There were no birds, herons, ducks, or redwinged blackbirds at the end of South Bay, but I did run into a flock of kinglets in the trees along the north shore. Deciding
it was too cold to sit around and wait for beavers, I confined my hike to checking the latrines where I found scat two days ago. There was nothing new at any of them. But when I turned to go down the knoll and head for the Second Swamp Pond dam, I saw some persistent ripples that didn't match the pattern of the wind blown ripples. I got out my spyglass and saw that the brown lump in the water behind the dam was a beaver.

This was a bad day to inconvenience a beaver who might have to swim all the way up to the upper pond to find a safe haven. So I waded through the shallow water below the leaking upper dam. No sign of beavers there, nor much work on the dam. There was one little dollop of mud on the dam, and at the south end a few nibbled sticks. It looked like the muskrats had improved a burrow just behind this activity, so perhaps they, and not the beavers, did the gnawing.
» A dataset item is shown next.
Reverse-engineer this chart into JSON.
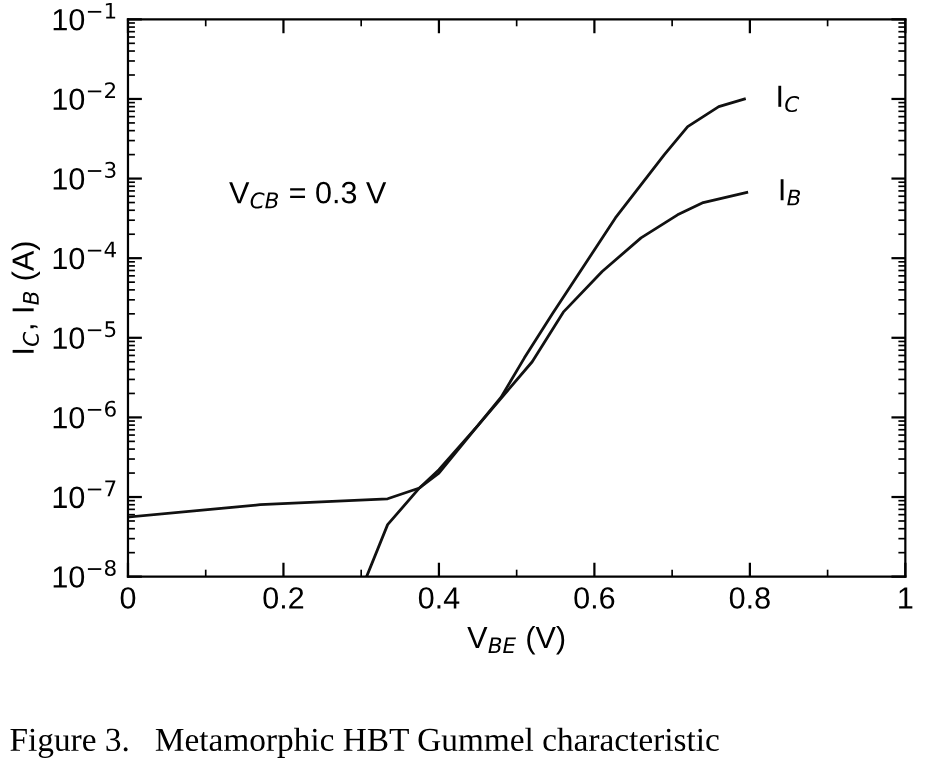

I had my camera ready when I walked up to Lost Swamp Pond dam expecting to see ducks taking shelter from the wind. I did, and I think they were the ring-necks I have been looking for, but they were too far away for a good photo. While there were no new otter scats, there was a spread of mud by a beaver, I suspect,

since one dollop of mud seemed beyond the capacity of a muskrat.
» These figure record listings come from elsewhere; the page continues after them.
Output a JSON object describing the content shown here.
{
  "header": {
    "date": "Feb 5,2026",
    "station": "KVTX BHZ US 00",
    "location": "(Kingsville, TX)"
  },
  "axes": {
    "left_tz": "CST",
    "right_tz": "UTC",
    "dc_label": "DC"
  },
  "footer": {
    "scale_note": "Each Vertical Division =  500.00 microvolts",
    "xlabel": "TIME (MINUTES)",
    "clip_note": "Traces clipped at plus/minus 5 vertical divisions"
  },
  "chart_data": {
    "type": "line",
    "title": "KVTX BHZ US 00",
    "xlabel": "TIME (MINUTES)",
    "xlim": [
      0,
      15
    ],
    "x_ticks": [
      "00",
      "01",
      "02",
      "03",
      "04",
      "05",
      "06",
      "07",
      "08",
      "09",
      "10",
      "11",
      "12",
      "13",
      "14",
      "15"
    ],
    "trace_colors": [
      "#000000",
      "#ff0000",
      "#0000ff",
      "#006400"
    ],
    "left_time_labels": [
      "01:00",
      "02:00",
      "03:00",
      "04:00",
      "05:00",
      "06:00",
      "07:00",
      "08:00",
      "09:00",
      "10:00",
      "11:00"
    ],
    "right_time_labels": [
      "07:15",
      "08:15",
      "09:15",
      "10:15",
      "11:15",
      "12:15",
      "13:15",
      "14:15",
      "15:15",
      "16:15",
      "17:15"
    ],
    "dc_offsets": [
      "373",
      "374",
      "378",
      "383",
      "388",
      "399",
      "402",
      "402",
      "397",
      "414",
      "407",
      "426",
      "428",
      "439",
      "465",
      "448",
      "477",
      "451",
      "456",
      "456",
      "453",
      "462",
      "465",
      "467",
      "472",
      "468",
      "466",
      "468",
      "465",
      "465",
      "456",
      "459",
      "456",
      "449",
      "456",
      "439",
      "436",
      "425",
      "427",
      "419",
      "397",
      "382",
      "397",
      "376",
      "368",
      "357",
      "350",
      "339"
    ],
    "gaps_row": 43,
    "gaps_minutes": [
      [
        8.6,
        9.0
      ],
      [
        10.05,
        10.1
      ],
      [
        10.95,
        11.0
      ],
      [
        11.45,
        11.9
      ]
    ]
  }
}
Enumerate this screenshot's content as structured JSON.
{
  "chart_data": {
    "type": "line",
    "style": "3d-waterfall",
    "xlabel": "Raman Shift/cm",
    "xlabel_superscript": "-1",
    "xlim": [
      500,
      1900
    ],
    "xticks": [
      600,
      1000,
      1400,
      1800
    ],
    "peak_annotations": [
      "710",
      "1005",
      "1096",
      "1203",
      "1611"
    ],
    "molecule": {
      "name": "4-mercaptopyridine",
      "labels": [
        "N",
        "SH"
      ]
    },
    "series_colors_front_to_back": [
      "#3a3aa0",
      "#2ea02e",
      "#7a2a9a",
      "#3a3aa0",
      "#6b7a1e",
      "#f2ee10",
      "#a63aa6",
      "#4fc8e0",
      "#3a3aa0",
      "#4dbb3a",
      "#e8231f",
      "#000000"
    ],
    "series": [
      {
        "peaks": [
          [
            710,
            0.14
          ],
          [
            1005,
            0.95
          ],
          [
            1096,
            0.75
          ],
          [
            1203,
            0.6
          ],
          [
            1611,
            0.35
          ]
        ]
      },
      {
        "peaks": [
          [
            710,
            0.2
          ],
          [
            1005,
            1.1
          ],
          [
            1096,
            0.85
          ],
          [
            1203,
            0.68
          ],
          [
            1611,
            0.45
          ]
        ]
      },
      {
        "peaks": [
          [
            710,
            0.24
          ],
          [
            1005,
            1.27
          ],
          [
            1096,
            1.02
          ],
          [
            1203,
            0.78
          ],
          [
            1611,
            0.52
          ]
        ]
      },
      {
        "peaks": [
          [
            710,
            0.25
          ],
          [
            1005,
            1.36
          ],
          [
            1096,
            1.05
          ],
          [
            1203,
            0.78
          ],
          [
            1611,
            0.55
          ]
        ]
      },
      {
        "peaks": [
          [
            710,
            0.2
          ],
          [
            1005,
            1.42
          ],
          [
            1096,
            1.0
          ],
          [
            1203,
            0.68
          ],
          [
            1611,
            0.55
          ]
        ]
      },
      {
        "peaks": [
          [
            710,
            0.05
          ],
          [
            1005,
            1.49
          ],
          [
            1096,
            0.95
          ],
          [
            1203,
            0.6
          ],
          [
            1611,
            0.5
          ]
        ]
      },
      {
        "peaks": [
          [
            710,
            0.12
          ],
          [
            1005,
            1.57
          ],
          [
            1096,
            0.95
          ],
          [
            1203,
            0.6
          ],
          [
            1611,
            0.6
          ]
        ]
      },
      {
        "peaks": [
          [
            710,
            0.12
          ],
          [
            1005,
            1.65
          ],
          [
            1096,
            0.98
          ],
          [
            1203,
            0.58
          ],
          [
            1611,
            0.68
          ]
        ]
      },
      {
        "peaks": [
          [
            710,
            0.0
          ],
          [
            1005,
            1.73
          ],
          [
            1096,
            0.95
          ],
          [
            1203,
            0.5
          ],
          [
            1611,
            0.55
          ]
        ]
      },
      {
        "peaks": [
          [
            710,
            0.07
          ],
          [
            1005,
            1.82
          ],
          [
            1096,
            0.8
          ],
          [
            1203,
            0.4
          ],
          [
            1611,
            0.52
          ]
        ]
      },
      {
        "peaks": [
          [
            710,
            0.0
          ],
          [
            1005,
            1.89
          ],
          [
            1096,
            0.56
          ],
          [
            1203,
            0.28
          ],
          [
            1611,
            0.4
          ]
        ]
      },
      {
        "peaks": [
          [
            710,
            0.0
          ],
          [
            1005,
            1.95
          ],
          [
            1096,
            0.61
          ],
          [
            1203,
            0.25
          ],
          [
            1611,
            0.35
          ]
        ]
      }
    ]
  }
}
Then down along the north shore of the pond, I saw that they had dragged a pine branch, brought down by the wind, I assume, into the water and had stripped off some bark and nibbled on some boughs. A beaver also put mud on a mound of grass
near by.

It was nice to see a beaver taking advantage of a windfall, often they don't. The Big Pond had a number of ducks on it, maybe ring-necks again, and a smaller, diving duck, with a white patch below the eye. Almost like wood ducks, but they don't
dive and the ducks I was watching flew off quietly. Still no patching of the dam, but there was one push of mud and grass right in the middle of the major leak over the dam.

However, this might not have been the work of a muskrat push up some mud and grass over a hole in a dam. I should add that I am flushing wood ducks just about from ever pond I approach. I was disappointed but not surprised that I didn't see any more otter scats. I still enjoy looking at the ones I discovered two days ago. The cold and wind made the redwinged blackbirds and song sparrows scarce, though I did see a large flock of grackles in the woods at the edge of the golf course.